The initiator of the suspension is Elbridge Colby, Deputy Secretary of Defence for Policy, who has been a long-standing opponent of aid to Ukraine in principle. He is a politician, not a military man, which is a telling red flag.
On the other hand, how could spending at the peak of 70–80 missiles for THAAD and several hundred high-precision bombs in Yemen affect the reserves of what is needed in both the Indo-Pacific region and Ukraine? It is unknown.
Judging by the ammunition specifications, there is nothing that could really be useful in the Pacific and Indian Ocean regions.
After all, it was not 9,000 155 mm shells and 25 Stinger missiles that were urgently needed in the Taiwan area to repel waves of Chinese landings.

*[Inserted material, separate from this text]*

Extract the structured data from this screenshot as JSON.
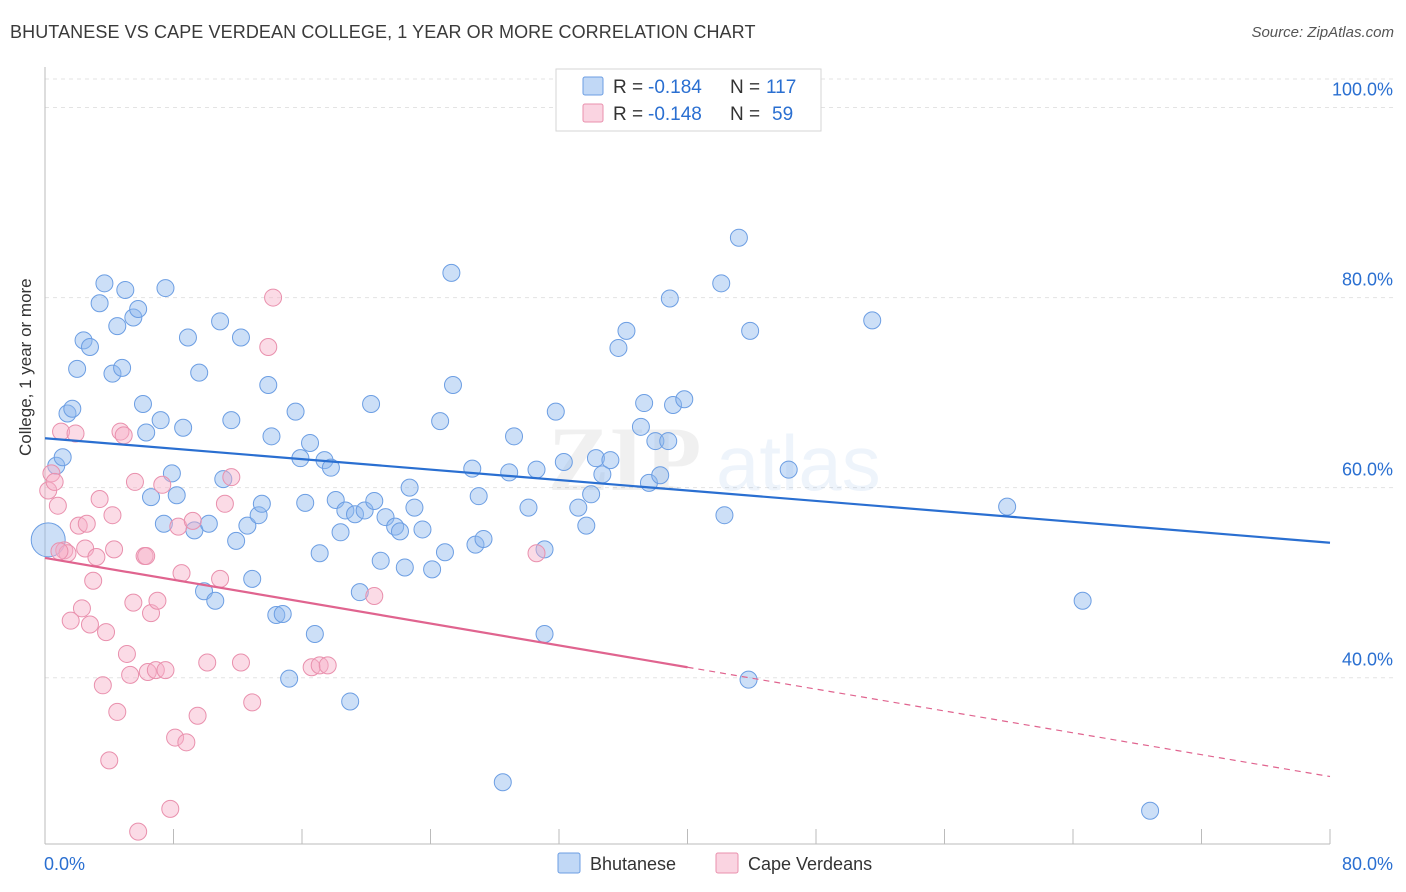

It all feels like a bit of a charade, to be honest.
And the theatre of operations has only 20-30 days' worth of supplies for the entire group — recently, several hundred thousand shells were transferred from Asia to the command in Europe.
I am sure that they did not scoop up the entire stockpile — no army would do that, and the US Armed Forces are no exception.

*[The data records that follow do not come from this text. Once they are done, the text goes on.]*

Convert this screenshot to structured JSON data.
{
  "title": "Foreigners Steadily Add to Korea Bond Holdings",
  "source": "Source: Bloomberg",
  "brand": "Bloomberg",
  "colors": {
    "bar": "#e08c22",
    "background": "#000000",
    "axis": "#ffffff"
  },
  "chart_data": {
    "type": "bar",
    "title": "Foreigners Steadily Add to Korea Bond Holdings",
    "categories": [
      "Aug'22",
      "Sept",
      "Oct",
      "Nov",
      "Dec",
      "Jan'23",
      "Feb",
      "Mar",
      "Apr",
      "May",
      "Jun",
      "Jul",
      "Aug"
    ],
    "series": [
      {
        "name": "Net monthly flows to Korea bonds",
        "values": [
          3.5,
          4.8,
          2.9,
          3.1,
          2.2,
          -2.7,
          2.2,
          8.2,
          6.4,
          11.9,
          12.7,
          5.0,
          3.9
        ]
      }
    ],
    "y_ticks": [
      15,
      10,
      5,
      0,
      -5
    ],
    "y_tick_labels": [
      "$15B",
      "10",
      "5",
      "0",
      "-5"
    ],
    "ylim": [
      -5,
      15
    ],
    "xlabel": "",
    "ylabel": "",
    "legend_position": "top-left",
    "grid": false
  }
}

In addition, the armies of Taiwan and South Korea are not pushovers and have tank brigades, operational-tactical missile weapons and long-range missiles. It is simply absurd to imagine that tomorrow they will need 9,000 shells and 25 Stingers.

Even 30 missiles for Patriot to intercept ballistic missiles seem strange — the United States produced approximately 700 different interceptors for export to Qatar, including hundreds of PAC-3 MSEs.
If 30 missiles were needed to prevent a critical depletion of US stocks, while a single PAC-3 MSE launcher has as many as 12 missiles — one machine, not a battalion or a battery — then we are in very bad news.
If it starts in Taiwan, it will inevitably start in South Korea and the numerous islands around key straits — the Chinese fleet will not allow industry to be blocked.
In such conditions, 30 interceptor missiles are like a box of matches. How Washington intends to fulfil its allied commitments to joint defence by collecting missiles one by one is a question that Americans will inevitably be asked in both Seoul and Taipei.
So once again, our hands are being tied. It doesn't matter how many other partners have had shipments of American programmes stopped. In the midst of the summer campaign, the suspension of agreed aid to Ukraine looks exactly like this.

Let's just make peace, give Putin all the regions he wants, and don't interfere with our efforts to pull Moscow away from Beijing in the coming conflict.
The most frightening thing is that this is not about democracy, human lives, the threat of creating the USSR 2.0 in the form of a digital concentration camp, or the long-term threat to Eastern Europe and Scandinavia. It is not about what the Americans have been telling us for years, criticising corruption and the lack of reforms, which only a madman would disagree with — we had to do more.
The new administration is currently only concerned with a trivial calculator. They could have provided Kyiv with hundreds of millions worth of weapons and ammunition to exhaust the Russian Federation and force it to sign a ceasefire on the line of contact.
But they prefer to cut what is left so that we quickly sign what Russia wants, and Washington doesn't care where the line stops — in Chasiv Yar or near Pavlohrad. Why pay more then?
This is not the first supply crisis since the full-scale invasion. Perhaps it will be resolved now. Perhaps it will be like with the USAID programmes — they were cancelled with great fanfare, but quietly resumed, now through the State Department.
We know of at least several regional energy companies and heating utilities that are once again receiving aid from the United States under various programmes.

But we are paying a heavy and bloody price for every day of delay with ammunition. Some will pay more taxes in the EU, some will score political points, and we have been paying with our lives for ten long years.
And each of the three supply crises means thousands of families who will lose their homes, their life's work or their loved ones.
A 1,000 km front will not fall due to the lack of 10,000 shells and 30 missiles, but the US is behaving in the most bizarre way and using strange wording to justify this strange behaviour.